Thursday, March 15, 2007

Islamic Law and Legal Change

This is from F. Vogel's Islamic Law and Legal System, explaining why criminal penalties specifically stated in the Quran and Sunnah should be enforced to the letter, even though they may seem harsh:
[A] penalty is a "requital for what they have wrought"; the penalty has a retributive character, a righting of the wrong as ordained by God. But in conjunction with this is a reference to forgiveness of the penitent, possibly because infliction of the penalty is atonement for the crime. As one hadith states, "The hand of the repentant thief precedes him to heaven."
Amputation of the hand is the proscribed punishment for theft in Islamic law. More importantly, it can never change.

As I've been studying Islamic law this term, I've been on the lookout for signs of flexibility - of ways to adapt the law to changing societal norms. There is, in theory, an abundance of tools for adaptation, and Islamic law in its first few centuries developed a rich tradition of jurisprudence adapting Islamic law to different times and to places far beyond the Arabian peninsula. Yet that tradition has itself achieved an unassailable position, and Islamic jurists today - who seem to demonstrate both a monastic's reticence and an academic's turf-jealousy - would be at pains to update the law, if they had any inclination to do so. Complicating the issue is the jurists' skepticism of the sources of positive law, be they kings or democratic assemblies. Islamic jurists are ambiguous as to whether statutes and decrees are recognizable under sharia; at best, they are inferior companions to the jurist-deduced law, usul al-fiqh.
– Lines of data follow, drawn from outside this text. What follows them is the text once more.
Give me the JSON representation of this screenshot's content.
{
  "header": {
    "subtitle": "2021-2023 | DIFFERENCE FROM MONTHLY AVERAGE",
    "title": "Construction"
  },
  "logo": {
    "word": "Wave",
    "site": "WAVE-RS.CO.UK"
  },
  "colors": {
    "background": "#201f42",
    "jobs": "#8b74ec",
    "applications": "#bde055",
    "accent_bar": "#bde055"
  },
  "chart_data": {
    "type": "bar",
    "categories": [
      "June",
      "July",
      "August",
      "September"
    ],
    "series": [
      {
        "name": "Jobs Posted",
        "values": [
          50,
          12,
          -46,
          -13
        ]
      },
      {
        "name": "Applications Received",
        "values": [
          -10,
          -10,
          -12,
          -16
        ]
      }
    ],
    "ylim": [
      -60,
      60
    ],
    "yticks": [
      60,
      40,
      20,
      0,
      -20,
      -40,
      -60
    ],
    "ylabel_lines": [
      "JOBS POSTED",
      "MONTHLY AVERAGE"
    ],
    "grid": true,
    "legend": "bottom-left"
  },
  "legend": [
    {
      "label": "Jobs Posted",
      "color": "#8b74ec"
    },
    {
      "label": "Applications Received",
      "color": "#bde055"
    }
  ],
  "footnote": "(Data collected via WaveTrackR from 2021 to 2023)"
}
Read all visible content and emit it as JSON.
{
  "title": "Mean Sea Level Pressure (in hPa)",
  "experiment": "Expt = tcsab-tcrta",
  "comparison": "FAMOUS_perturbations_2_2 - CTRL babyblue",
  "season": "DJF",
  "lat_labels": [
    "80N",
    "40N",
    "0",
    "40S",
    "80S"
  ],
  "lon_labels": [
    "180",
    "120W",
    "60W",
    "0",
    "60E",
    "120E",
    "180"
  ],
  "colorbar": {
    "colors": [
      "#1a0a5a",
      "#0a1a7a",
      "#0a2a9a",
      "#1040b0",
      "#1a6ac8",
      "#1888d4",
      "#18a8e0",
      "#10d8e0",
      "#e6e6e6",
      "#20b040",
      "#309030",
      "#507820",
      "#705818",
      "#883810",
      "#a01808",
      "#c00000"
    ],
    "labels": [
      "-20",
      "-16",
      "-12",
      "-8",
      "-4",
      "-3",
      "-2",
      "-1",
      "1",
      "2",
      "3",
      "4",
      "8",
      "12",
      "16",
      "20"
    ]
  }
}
I feel justified in concluding from what I've read this semester that a legal tradition built squarely on religious precepts simply cannot function as a modern, comprehensive legal system. With Jewish law, canon law, etc., this is not much of a problem, since the "laws" here merely "bind" religious officials, offices, or adherents. In contrast, sharia purports to be an omnibus legal system with a divinely ordained answer for every legal question. I wouldn't want to have canon law govern my rights in a democratic society; indeed, canon law is uniquely inappropriate for this purpose. I find it increasingly difficult to see how any other conclusion can be reached with respect to Islamic law.